Wysocki’s review of research/writing on graphic narratives was enlightening. I am not sure how the content was meant to be “less stimulating” when aimed at a working class readership, but I find the argument that these word/picture combos were aimed at “educating particular bodies toward passivity”(32). It seems important, generally, for the cited authors to establish a set of categories. Wysocki’s lit review/argument travels quite a bit, so I’ll try to at least point out some take-away threads. She starts with Hall’s assertion that, as she puts it, “we see ourselves in what we produce” (25). Ultimately, pitching words and pictures in the same work makes available more alternatives for how one can see herself in such media. Various authors did what they could to establish hierarchical categories that would stabilize the significance of images and neutralize any threat they might pose to norms as they perceive them. However, these categories can be worked across, disjuncted, and thus destabilized by putting the words at cross-purposes with the images, heightening awareness through satire in the image or meta-ish commentary on what is seen by the characters in the image as well as the reader.

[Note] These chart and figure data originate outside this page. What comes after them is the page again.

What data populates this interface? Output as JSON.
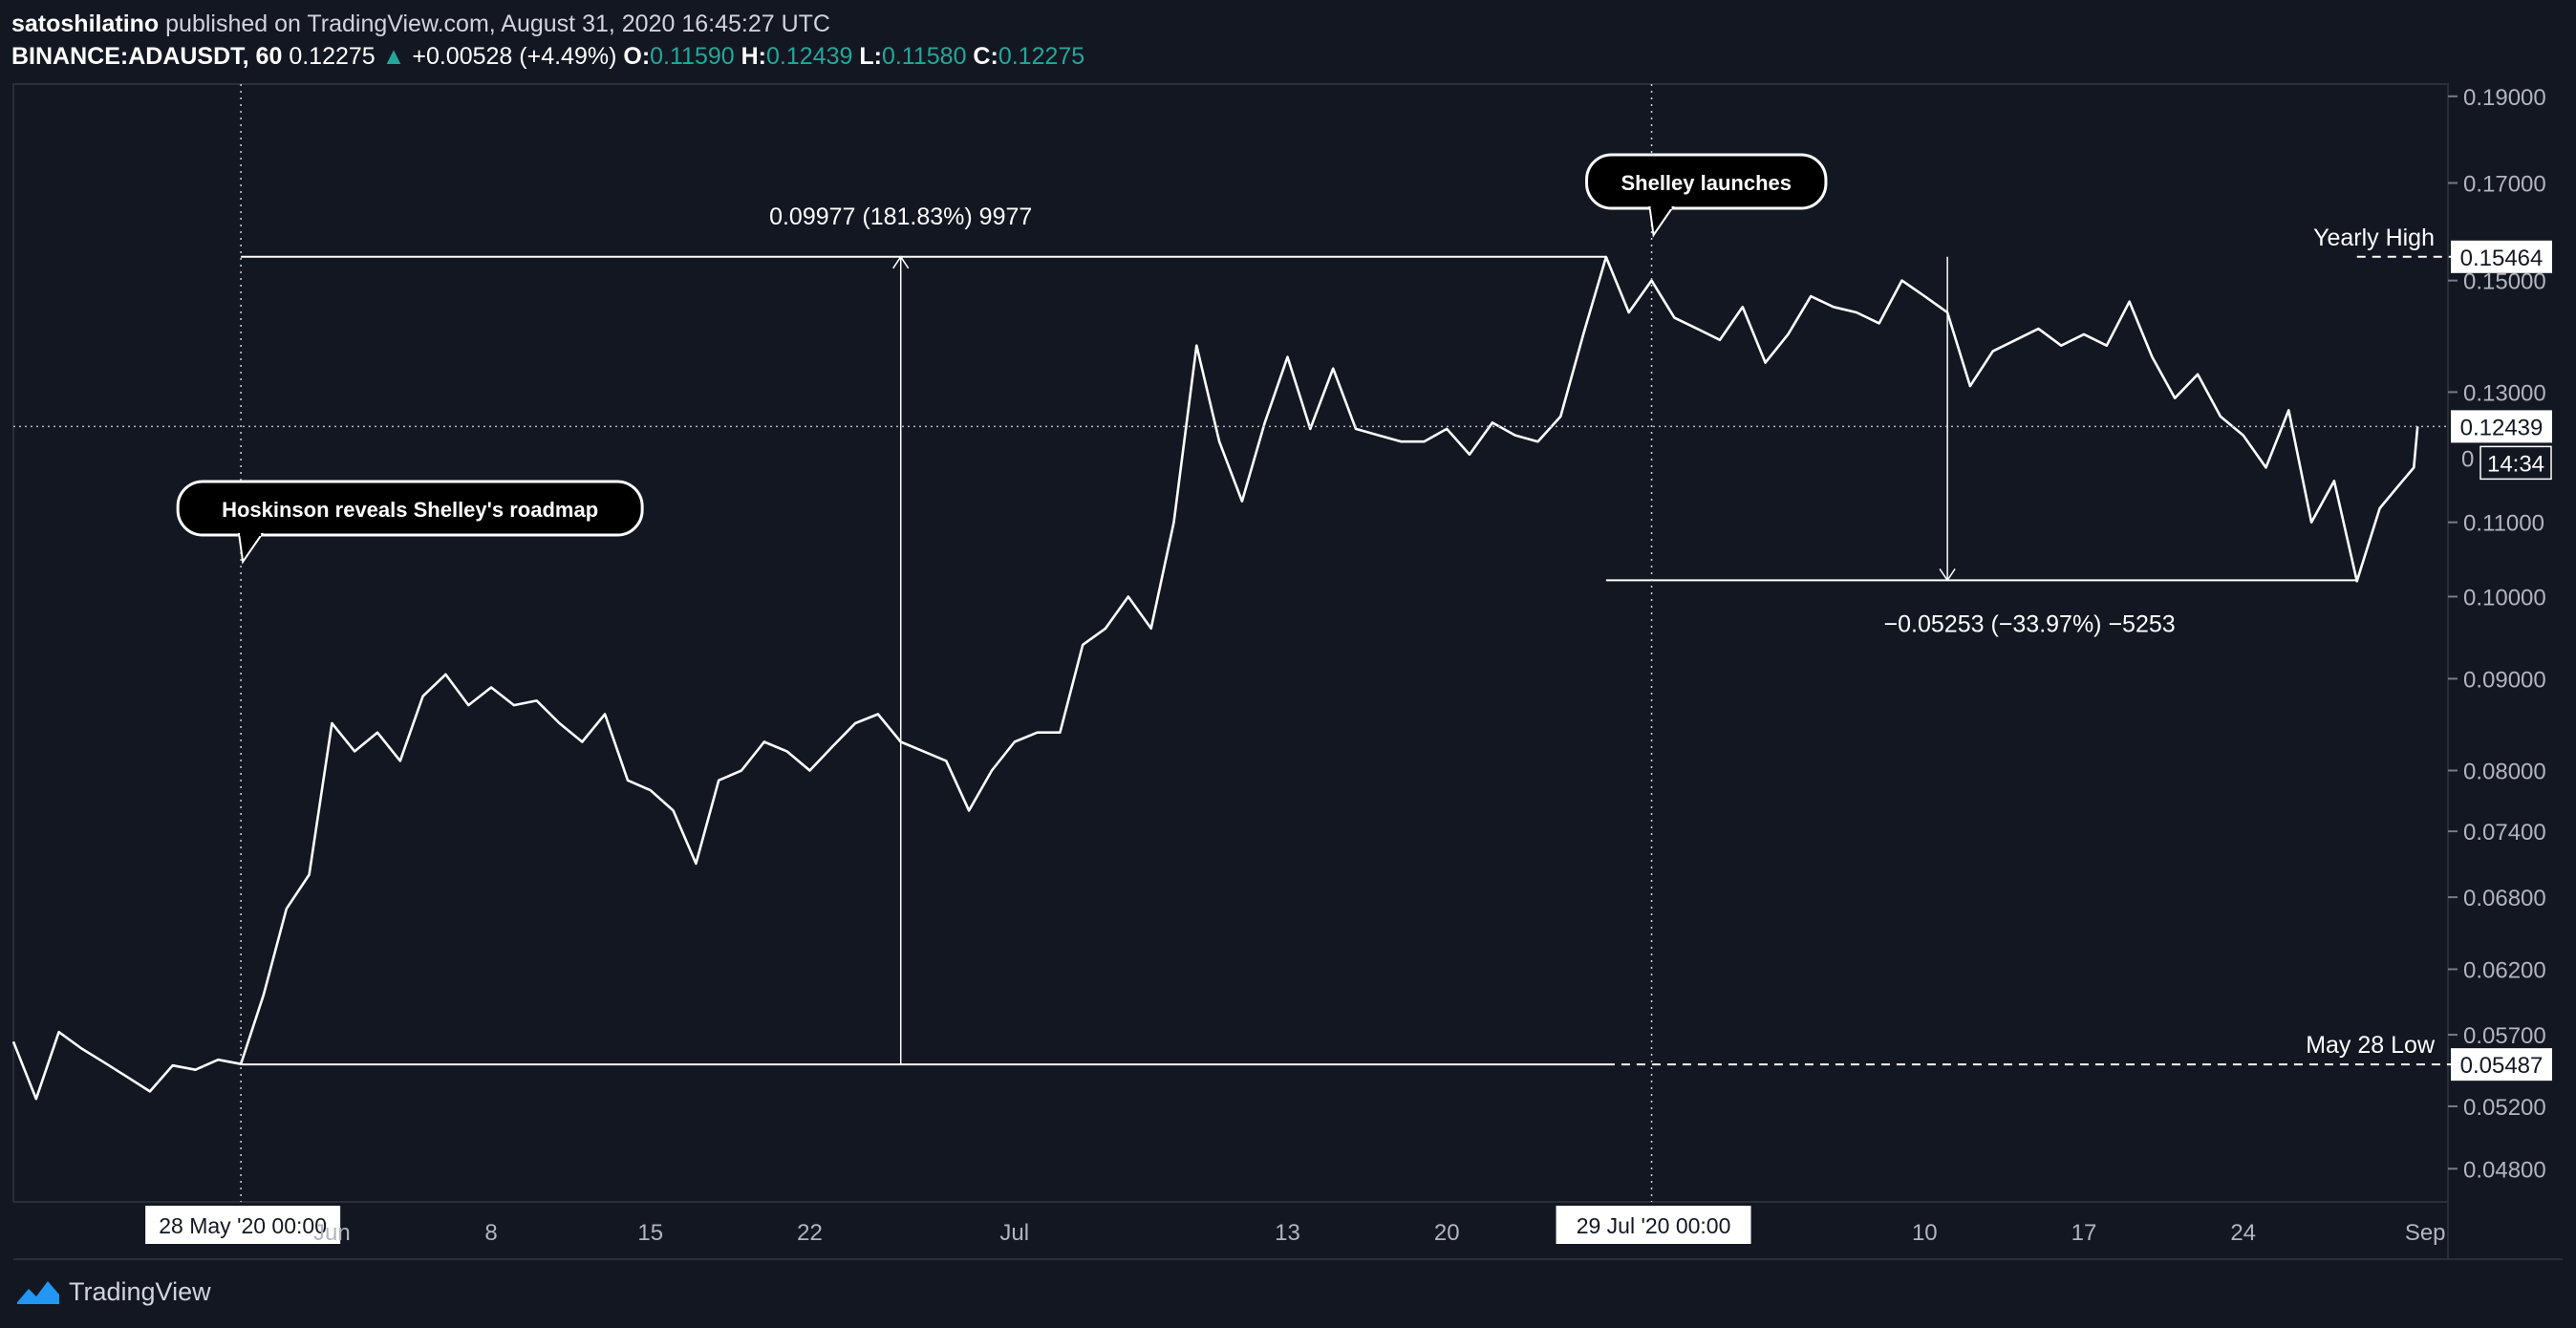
{
  "header": {
    "publisher": "satoshilatino",
    "published_text": "published on TradingView.com, August 31, 2020 16:45:27 UTC",
    "symbol": "BINANCE:ADAUSDT, 60",
    "last": "0.12275",
    "change_arrow": "▲",
    "change": "+0.00528 (+4.49%)",
    "open_label": "O:",
    "open": "0.11590",
    "high_label": "H:",
    "high": "0.12439",
    "low_label": "L:",
    "low": "0.11580",
    "close_label": "C:",
    "close": "0.12275"
  },
  "footer": {
    "brand": "TradingView",
    "logo_icon": "tradingview-logo-icon"
  },
  "colors": {
    "background": "#131722",
    "line": "#ffffff",
    "grid": "#2a2e39",
    "up": "#26a69a",
    "axis_text": "#b2b5be"
  },
  "chart_data": {
    "type": "line",
    "title": "",
    "xlabel": "",
    "ylabel": "",
    "log_scale": true,
    "ylim": [
      0.046,
      0.193
    ],
    "xlim_days": [
      "2020-05-18",
      "2020-09-02"
    ],
    "y_ticks": [
      "0.19000",
      "0.17000",
      "0.15000",
      "0.13000",
      "0.11000",
      "0.10000",
      "0.09000",
      "0.08000",
      "0.07400",
      "0.06800",
      "0.06200",
      "0.05700",
      "0.05200",
      "0.04800"
    ],
    "x_ticks": [
      {
        "date": "2020-06-01",
        "label": "Jun"
      },
      {
        "date": "2020-06-08",
        "label": "8"
      },
      {
        "date": "2020-06-15",
        "label": "15"
      },
      {
        "date": "2020-06-22",
        "label": "22"
      },
      {
        "date": "2020-07-01",
        "label": "Jul"
      },
      {
        "date": "2020-07-13",
        "label": "13"
      },
      {
        "date": "2020-07-20",
        "label": "20"
      },
      {
        "date": "2020-08-10",
        "label": "10"
      },
      {
        "date": "2020-08-17",
        "label": "17"
      },
      {
        "date": "2020-08-24",
        "label": "24"
      },
      {
        "date": "2020-09-01",
        "label": "Sep"
      }
    ],
    "series": [
      {
        "name": "",
        "points": [
          [
            "2020-05-18",
            0.0565
          ],
          [
            "2020-05-19",
            0.0525
          ],
          [
            "2020-05-20",
            0.0572
          ],
          [
            "2020-05-21",
            0.056
          ],
          [
            "2020-05-22",
            0.055
          ],
          [
            "2020-05-23",
            0.054
          ],
          [
            "2020-05-24",
            0.053
          ],
          [
            "2020-05-25",
            0.0548
          ],
          [
            "2020-05-26",
            0.0545
          ],
          [
            "2020-05-27",
            0.0552
          ],
          [
            "2020-05-28",
            0.0549
          ],
          [
            "2020-05-29",
            0.06
          ],
          [
            "2020-05-30",
            0.067
          ],
          [
            "2020-05-31",
            0.07
          ],
          [
            "2020-06-01",
            0.085
          ],
          [
            "2020-06-02",
            0.082
          ],
          [
            "2020-06-03",
            0.084
          ],
          [
            "2020-06-04",
            0.081
          ],
          [
            "2020-06-05",
            0.088
          ],
          [
            "2020-06-06",
            0.0905
          ],
          [
            "2020-06-07",
            0.087
          ],
          [
            "2020-06-08",
            0.089
          ],
          [
            "2020-06-09",
            0.087
          ],
          [
            "2020-06-10",
            0.0875
          ],
          [
            "2020-06-11",
            0.085
          ],
          [
            "2020-06-12",
            0.083
          ],
          [
            "2020-06-13",
            0.086
          ],
          [
            "2020-06-14",
            0.079
          ],
          [
            "2020-06-15",
            0.078
          ],
          [
            "2020-06-16",
            0.076
          ],
          [
            "2020-06-17",
            0.071
          ],
          [
            "2020-06-18",
            0.079
          ],
          [
            "2020-06-19",
            0.08
          ],
          [
            "2020-06-20",
            0.083
          ],
          [
            "2020-06-21",
            0.082
          ],
          [
            "2020-06-22",
            0.08
          ],
          [
            "2020-06-23",
            0.0825
          ],
          [
            "2020-06-24",
            0.085
          ],
          [
            "2020-06-25",
            0.086
          ],
          [
            "2020-06-26",
            0.083
          ],
          [
            "2020-06-27",
            0.082
          ],
          [
            "2020-06-28",
            0.081
          ],
          [
            "2020-06-29",
            0.076
          ],
          [
            "2020-06-30",
            0.08
          ],
          [
            "2020-07-01",
            0.083
          ],
          [
            "2020-07-02",
            0.084
          ],
          [
            "2020-07-03",
            0.084
          ],
          [
            "2020-07-04",
            0.094
          ],
          [
            "2020-07-05",
            0.096
          ],
          [
            "2020-07-06",
            0.1
          ],
          [
            "2020-07-07",
            0.096
          ],
          [
            "2020-07-08",
            0.11
          ],
          [
            "2020-07-09",
            0.138
          ],
          [
            "2020-07-10",
            0.122
          ],
          [
            "2020-07-11",
            0.113
          ],
          [
            "2020-07-12",
            0.125
          ],
          [
            "2020-07-13",
            0.136
          ],
          [
            "2020-07-14",
            0.124
          ],
          [
            "2020-07-15",
            0.134
          ],
          [
            "2020-07-16",
            0.124
          ],
          [
            "2020-07-17",
            0.123
          ],
          [
            "2020-07-18",
            0.122
          ],
          [
            "2020-07-19",
            0.122
          ],
          [
            "2020-07-20",
            0.124
          ],
          [
            "2020-07-21",
            0.12
          ],
          [
            "2020-07-22",
            0.125
          ],
          [
            "2020-07-23",
            0.123
          ],
          [
            "2020-07-24",
            0.122
          ],
          [
            "2020-07-25",
            0.126
          ],
          [
            "2020-07-26",
            0.14
          ],
          [
            "2020-07-27",
            0.1546
          ],
          [
            "2020-07-28",
            0.144
          ],
          [
            "2020-07-29",
            0.15
          ],
          [
            "2020-07-30",
            0.143
          ],
          [
            "2020-07-31",
            0.141
          ],
          [
            "2020-08-01",
            0.139
          ],
          [
            "2020-08-02",
            0.145
          ],
          [
            "2020-08-03",
            0.135
          ],
          [
            "2020-08-04",
            0.14
          ],
          [
            "2020-08-05",
            0.147
          ],
          [
            "2020-08-06",
            0.145
          ],
          [
            "2020-08-07",
            0.144
          ],
          [
            "2020-08-08",
            0.142
          ],
          [
            "2020-08-09",
            0.15
          ],
          [
            "2020-08-10",
            0.147
          ],
          [
            "2020-08-11",
            0.144
          ],
          [
            "2020-08-12",
            0.131
          ],
          [
            "2020-08-13",
            0.137
          ],
          [
            "2020-08-14",
            0.139
          ],
          [
            "2020-08-15",
            0.141
          ],
          [
            "2020-08-16",
            0.138
          ],
          [
            "2020-08-17",
            0.14
          ],
          [
            "2020-08-18",
            0.138
          ],
          [
            "2020-08-19",
            0.146
          ],
          [
            "2020-08-20",
            0.136
          ],
          [
            "2020-08-21",
            0.129
          ],
          [
            "2020-08-22",
            0.133
          ],
          [
            "2020-08-23",
            0.126
          ],
          [
            "2020-08-24",
            0.123
          ],
          [
            "2020-08-25",
            0.118
          ],
          [
            "2020-08-26",
            0.127
          ],
          [
            "2020-08-27",
            0.11
          ],
          [
            "2020-08-28",
            0.116
          ],
          [
            "2020-08-29",
            0.102
          ],
          [
            "2020-08-30",
            0.112
          ],
          [
            "2020-08-31",
            0.116
          ],
          [
            "2020-08-31T12:00",
            0.118
          ],
          [
            "2020-08-31T16:00",
            0.1244
          ]
        ]
      }
    ],
    "price_labels": [
      {
        "value": 0.15464,
        "text": "0.15464",
        "caption": "Yearly High"
      },
      {
        "value": 0.12439,
        "text": "0.12439",
        "caption": ""
      },
      {
        "value": 0.05487,
        "text": "0.05487",
        "caption": "May 28 Low"
      }
    ],
    "countdown": {
      "text": "14:34",
      "partial_label": "0"
    },
    "time_markers": [
      {
        "date": "2020-05-28",
        "label": "28 May '20   00:00"
      },
      {
        "date": "2020-07-29",
        "label": "29 Jul '20   00:00"
      }
    ],
    "callouts": [
      {
        "date": "2020-05-28",
        "text": "Hoskinson reveals Shelley's roadmap"
      },
      {
        "date": "2020-07-29",
        "text": "Shelley launches"
      }
    ],
    "measures": [
      {
        "from_date": "2020-05-28",
        "to_date": "2020-07-27",
        "arrow_date": "2020-06-26",
        "from_value": 0.05487,
        "to_value": 0.15464,
        "text": "0.09977 (181.83%) 9977"
      },
      {
        "from_date": "2020-07-27",
        "to_date": "2020-08-29",
        "arrow_date": "2020-08-11",
        "from_value": 0.15464,
        "to_value": 0.10211,
        "text": "−0.05253 (−33.97%) −5253"
      }
    ]
  }
}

“In Fun Home, the fraught household is described as resulting from the tensions of people trying to live as though “male” and “female” were cleanly defined by lists of dichotomous qualities like those I quoted some pages back” (40). The texts she’d cited had contributed to a discourse in which dichotomous thinking discouraged the characters from recognizing their less cleanly defined lived experience of gender and sexuality. I’m not sure I’m convinced that putting text in less predictable or more ambiguous places than adjacent to their respective, normative gendered images…I’m not sure this will do much to “dissolve” the dichotomy. I am convinced that Bechdel’s many drawings of different kinds of text has a lot to do with the story, the way the stories her parents told themselves/others about who they are seemed to matter more to them than their own lived experiences.

“The possible relationships of words and drawings in this book are also multiplied, not endlessly but well beyond the restraint of what word and picture or male and female can be in the lists from the beginning of this paper”(41). It seems that having a space in the comic to create multiple relationships between words and drawings is being offered to readers who can explore such relationships and “question identities available to them'(42). In making this suggestion, Wysocki seems draws some correlation between mediation, embodiment, and identity. I’m still unclear about how this works. I remember something about the simultaneous inside and outside of embodiment that premises mediation, but as I understood it identity was something that could be internalized from the external mediations of the subject/’s body, but that subtle distinction between conditioned and intrinsic seems to get lost here.